The solar simulator is required to have certain performance in at least the three aspects including the spectral match, the non-uniformity of irradiance on the test plane, and the temporal instability of irradiance. The improvement of the non-uniformity of irradiance on the test plane mostly emphasizes on the light distribution design of the light source, the adjusting of the relative position of the light source, and the dispositions of the reflective or scattering elements, which is still difficult for the continuous exposure type solar simulator having a light sources array with large area to achieve the requirement of good uniformity of irradiance on the test plane which can be smaller than 2%.

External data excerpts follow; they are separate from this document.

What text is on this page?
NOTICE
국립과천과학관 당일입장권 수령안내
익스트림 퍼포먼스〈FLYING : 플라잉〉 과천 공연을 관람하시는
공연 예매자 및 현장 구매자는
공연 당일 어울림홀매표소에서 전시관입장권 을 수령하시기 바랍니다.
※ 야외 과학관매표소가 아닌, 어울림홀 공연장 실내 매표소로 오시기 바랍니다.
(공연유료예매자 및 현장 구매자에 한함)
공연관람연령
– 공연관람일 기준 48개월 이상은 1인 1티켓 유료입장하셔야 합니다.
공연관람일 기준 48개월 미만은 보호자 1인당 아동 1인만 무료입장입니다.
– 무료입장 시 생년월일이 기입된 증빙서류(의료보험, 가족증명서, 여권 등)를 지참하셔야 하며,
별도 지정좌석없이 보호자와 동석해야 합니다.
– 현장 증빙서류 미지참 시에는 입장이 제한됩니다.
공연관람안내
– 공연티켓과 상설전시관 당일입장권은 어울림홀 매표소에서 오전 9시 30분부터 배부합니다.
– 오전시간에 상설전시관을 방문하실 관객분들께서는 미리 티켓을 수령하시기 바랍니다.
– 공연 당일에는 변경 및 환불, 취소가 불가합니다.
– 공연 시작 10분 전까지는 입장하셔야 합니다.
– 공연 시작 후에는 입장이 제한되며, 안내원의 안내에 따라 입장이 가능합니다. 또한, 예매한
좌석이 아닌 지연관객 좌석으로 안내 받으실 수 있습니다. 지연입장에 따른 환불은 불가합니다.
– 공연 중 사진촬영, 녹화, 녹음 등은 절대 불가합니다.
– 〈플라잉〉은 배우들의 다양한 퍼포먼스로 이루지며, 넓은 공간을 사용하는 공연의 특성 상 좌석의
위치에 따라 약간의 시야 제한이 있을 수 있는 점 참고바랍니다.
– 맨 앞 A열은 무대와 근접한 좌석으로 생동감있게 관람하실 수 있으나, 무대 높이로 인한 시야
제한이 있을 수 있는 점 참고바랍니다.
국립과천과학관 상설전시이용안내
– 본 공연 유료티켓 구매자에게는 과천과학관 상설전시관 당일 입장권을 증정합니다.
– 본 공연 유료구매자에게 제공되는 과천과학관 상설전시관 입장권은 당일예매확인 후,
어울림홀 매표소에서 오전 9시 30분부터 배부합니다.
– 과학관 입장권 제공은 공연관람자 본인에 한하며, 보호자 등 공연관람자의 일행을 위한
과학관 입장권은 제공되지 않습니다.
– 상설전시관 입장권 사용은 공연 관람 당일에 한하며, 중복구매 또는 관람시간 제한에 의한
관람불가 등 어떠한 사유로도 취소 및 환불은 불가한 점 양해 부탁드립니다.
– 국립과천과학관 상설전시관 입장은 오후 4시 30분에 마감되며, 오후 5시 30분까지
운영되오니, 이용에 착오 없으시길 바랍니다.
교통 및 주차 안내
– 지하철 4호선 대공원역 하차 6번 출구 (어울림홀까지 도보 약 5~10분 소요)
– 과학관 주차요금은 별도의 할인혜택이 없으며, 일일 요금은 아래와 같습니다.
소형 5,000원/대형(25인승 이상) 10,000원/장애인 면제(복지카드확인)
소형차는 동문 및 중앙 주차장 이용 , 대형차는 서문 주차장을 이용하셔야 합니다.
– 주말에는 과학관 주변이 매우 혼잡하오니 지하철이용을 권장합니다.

The continuous exposure type solar simulator with large exposure area generally requires the use of an array of a plurality of lights to obtain the test condition of 1000 W/m2 radiation. However, owing that the ray radiation from the plurality of lights can be overlapped and interfered mutually and the scattering light is difficult to be eliminated, the distribution of the ray radiation is complicate and difficult to properly controlled or adjusted by the prior art. In addition, as described in above, the method for controlling the non-uniformity of irradiance on the test plane of the continuous exposure type solar simulator with large exposure area mostly emphasizes on the light distribution design of the light source, the adjusting of the relative position of the light source, the dispositions of the reflective or scattering elements, etc. Such methods of locally adjusting the relative positions of the components may have influence on the light intensity of other regions where the relative positions of the components are not changed, so that the ray radiation distribution of the exposure area must be modulated again, which is time-consuming, difficult to maintain, and failing to efficiently reduce the non-uniformity of irradiance on the test plane. By using the solar simulator to perform the test on the photovoltaic module, the measurement error is not easily to be reduced.